When the City of Richmond released its draft EIR for the Chevron project, which was released in March, it was met with a flood of criticism, from community protests to scientific analyses to a ten-page letter from California Attorney General Kamala Harris detailing defects in the document. In response, Chevron and the city made some changes that were reflected in the "final" EIR released on June 9.

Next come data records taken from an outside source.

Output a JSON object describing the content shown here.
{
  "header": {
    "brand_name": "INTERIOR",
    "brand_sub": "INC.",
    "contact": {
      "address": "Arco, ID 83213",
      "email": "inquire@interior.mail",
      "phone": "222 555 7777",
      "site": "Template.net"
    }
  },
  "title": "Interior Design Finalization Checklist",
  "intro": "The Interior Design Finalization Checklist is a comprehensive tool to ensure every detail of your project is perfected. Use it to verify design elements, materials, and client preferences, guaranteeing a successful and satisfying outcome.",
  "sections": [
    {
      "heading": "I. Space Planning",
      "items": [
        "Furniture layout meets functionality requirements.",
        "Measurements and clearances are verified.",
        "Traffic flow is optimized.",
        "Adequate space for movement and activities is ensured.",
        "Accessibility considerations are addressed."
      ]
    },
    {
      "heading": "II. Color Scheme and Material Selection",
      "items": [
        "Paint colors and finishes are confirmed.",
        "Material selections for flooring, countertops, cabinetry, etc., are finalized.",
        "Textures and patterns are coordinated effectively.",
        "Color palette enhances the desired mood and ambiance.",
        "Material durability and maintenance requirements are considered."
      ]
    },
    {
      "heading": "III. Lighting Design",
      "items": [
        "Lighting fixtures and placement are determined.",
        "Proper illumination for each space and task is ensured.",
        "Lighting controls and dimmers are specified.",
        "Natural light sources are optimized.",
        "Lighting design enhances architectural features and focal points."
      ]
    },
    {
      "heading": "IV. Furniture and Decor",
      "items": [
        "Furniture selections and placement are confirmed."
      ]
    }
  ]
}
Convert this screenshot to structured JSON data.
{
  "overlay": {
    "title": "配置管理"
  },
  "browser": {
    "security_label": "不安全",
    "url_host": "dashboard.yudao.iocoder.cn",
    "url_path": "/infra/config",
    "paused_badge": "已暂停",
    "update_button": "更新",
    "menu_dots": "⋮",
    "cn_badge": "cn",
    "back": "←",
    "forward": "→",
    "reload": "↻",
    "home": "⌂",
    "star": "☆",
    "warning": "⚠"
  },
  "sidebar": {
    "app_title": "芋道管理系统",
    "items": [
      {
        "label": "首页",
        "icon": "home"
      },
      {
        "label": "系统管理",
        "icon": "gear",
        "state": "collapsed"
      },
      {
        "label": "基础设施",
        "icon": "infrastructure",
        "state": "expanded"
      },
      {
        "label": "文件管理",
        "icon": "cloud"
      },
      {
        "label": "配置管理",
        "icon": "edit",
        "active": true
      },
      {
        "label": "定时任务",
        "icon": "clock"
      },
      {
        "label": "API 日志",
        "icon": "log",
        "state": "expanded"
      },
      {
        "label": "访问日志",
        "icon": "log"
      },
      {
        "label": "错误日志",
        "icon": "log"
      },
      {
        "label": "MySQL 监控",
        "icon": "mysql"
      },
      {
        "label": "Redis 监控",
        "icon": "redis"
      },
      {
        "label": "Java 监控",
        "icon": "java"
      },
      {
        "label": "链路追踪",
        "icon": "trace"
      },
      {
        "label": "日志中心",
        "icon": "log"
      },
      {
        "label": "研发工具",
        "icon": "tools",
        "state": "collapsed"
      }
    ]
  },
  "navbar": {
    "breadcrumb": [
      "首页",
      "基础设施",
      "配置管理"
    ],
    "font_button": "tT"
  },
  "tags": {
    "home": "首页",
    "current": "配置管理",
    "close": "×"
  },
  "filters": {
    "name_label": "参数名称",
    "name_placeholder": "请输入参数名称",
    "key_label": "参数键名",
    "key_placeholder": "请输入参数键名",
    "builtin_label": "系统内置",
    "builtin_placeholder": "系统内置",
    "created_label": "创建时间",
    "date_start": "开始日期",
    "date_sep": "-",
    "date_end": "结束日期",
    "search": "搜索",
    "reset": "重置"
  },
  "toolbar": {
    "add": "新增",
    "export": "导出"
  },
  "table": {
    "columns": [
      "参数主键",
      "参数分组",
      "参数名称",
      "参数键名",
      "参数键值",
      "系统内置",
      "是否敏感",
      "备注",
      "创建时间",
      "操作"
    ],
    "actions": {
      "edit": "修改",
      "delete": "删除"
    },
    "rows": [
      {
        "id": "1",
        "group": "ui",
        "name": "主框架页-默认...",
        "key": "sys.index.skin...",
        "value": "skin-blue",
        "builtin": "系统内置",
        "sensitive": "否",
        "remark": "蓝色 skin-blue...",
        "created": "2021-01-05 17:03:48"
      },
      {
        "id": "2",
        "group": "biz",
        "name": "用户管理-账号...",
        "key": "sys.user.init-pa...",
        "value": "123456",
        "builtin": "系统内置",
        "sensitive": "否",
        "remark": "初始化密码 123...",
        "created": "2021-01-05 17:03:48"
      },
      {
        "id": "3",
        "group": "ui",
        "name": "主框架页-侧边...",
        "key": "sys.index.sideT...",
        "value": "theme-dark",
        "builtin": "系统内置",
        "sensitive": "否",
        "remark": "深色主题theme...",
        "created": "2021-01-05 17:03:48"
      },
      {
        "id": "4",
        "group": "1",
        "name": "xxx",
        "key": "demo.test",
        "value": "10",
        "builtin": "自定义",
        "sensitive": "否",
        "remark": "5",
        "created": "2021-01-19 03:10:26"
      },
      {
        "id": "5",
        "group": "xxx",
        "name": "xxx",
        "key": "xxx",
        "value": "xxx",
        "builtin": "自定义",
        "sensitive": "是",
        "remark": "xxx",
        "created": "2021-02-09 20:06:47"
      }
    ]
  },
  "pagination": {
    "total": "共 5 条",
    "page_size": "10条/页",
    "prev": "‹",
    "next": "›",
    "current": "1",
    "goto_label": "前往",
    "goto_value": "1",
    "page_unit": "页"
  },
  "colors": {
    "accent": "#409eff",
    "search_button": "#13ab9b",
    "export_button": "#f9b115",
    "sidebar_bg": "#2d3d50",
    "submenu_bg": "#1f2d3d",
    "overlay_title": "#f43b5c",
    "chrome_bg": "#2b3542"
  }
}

The new EIR strengthens mitigation measures to lower the health risks from air pollution, and requires Chevron to take these steps before resorting to offsetting increased air pollution with "emission-reduction" credits. The air district granted these credits previously to Chevron when it reduced some emissions. The refinery would also be able to use the credits to claim "no net increase" if pollution worsens.

The refinery has also committed to implementing changes required by the California Division of Occupational Safety and Health in response to the 2012 fire before it begins the new project.

The new EIR also contains an alternative plan in which the refinery would still process higher-sulfur crude oil and gas oil, but the city would reduce the amount of sulfur allowed. This alternative would also bar Chevron from increasing greenhouse gas emissions for its Richmond refinery operations. However, the provision would not apply to the production of hydrogen for sale to other refineries (hydrogen production for sale is part of the plan for the new higher-capacity hydrogen unit). The alternative plan states that Chevron would be able to fully offset the remaining increase in greenhouse gas emissions by buying cap-and-trade credits.

Karras said some of the changes in the new EIR are positive but that they are not enough to protect the community's health and safety or the global climate. He pointed out that higher-sulfur crude oil and gas oil still increase the risk of accidents when newer, safer equipment is being installed in only a fraction of the plant. Gas oil, for example, will not be processed through the new, modernized crude unit, but through equipment that is decades old and vulnerable to leaks that could cause fires and explosions.

The Richmond Environmental Justice Coalition wants the city to put additional requirements on Chevron before approving the EIR. Coalition members want the city to require Chevron to reduce its smog-forming and toxic emissions to current permit levels before starting the new project. And they want Chevron to replace all old, vulnerable pipes, not just those in the crude unit, and to respond to future leaks by replacing the leaking pipe, not just putting a clamp on it, as the company has done in the past.

The coalition also is pushing for changes in the plans for dealing with the increase in greenhouse gas emissions. The coalition wants Chevron to do everything possible to limit greenhouse gas emissions in the refinery itself before it turns to the state's cap-and-trade system to offset these emissions. After that, Chevron would focus on offsetting its greenhouse gas emissions locally by funding a Clean Energy Jobs Program designed by the community that would include projects to increase conservation and energy efficiency; support increased use of bicycles, public transportation, and other alternatives to cars; generate clean energy locally with solar energy projects; and more.

"We want this to be the cleanest, safest refinery possible," Karras concluded. "Chevron can afford it."